We will certainly ‘reset’ our relationship with America. In any case, it is stupid to have no relationship or an adversarial relationship with still the most powerful country in history. It may be less inequitable than before, but it will still be inequitable nevertheless. In any case, bankrupt countries whose economies are aid-driven and dependent on handouts like slaves’ finances always are can hardly have a strong negotiating position much less take the high road. Our bondage was well underlined last week when, with negotiations still underway, America didn’t even give our government the fig leaf of informing us before striking us again with their drone, as they had done in Abbotabad and Salala earlier. For all our big talk, what have we done about it? Nothing. Zero. Zilch. Not even the same threatening noises as before. It’s a crass display of impotence.
The worm does turn. It is only a question of how much more oppression and time it takes. Look at Iran, Kashmir, Muslim North Africa and the Middle East recently. Forget that. Remember how our forefathers and mothers ‘turned’ to wrest a new country out of India? They ‘turned’ because at that time our leadership was not a self-obsessed gang. So let me end with my last story.
Once upon a time there was a man who was tall, slim and smart.
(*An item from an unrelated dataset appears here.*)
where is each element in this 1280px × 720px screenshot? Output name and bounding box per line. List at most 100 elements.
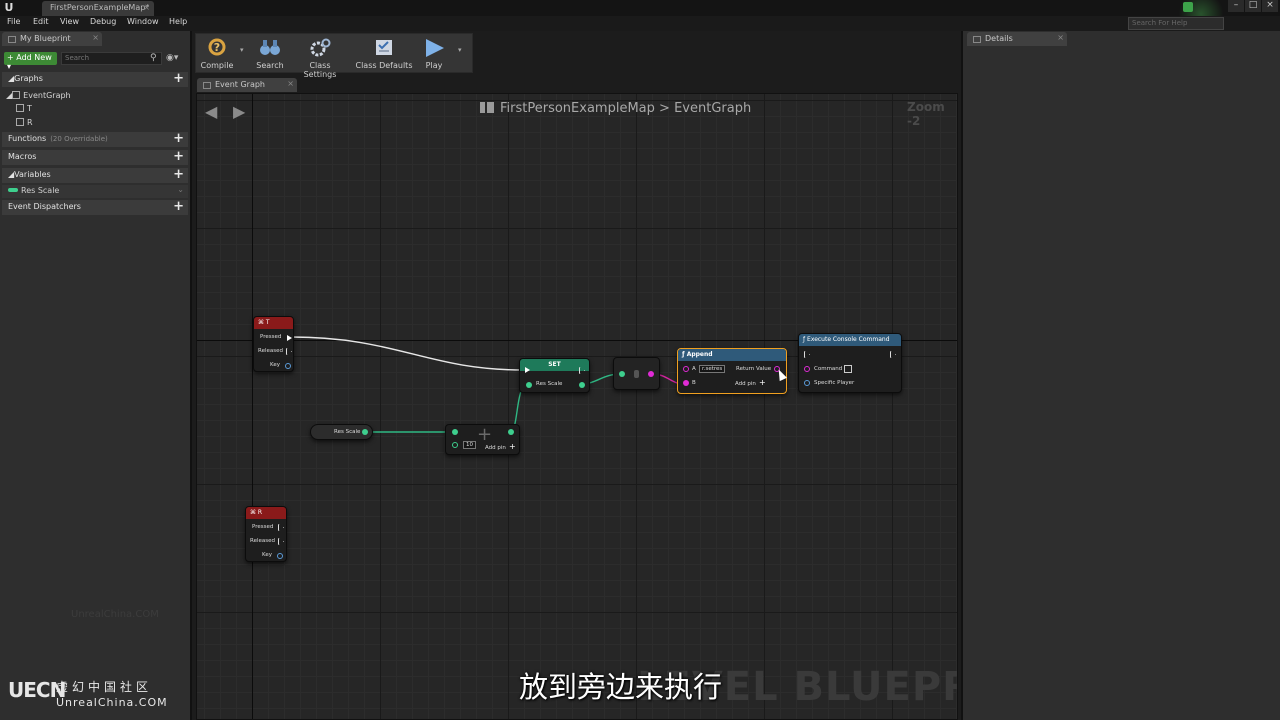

He had a long, wizened face that the English so love. He spoke English better than his native tongues. He had great leadership and communications skills. He was educated in England and became a famous politician, though he saw many failures at the beginning of his political career. He was admired at home and abroad. He was a private man and frugal, to put it politely. He loved dogs. His financial honesty was beyond reproach. He was naturally bold and took risks. He played to win, not to avoid losing. He had tunnel vision and never said die. He had an unsuccessful marriage to a non-Muslim, divorced and the wife took the offspring to England. People called him all sorts of names.
I’m sure you’re thinking I’m talking of Imran Khan. No, I’m talking of a man whom his adoring people called ‘Great Leader’ because he helped them turn. Yes, the worm does turn when it gets the leadership.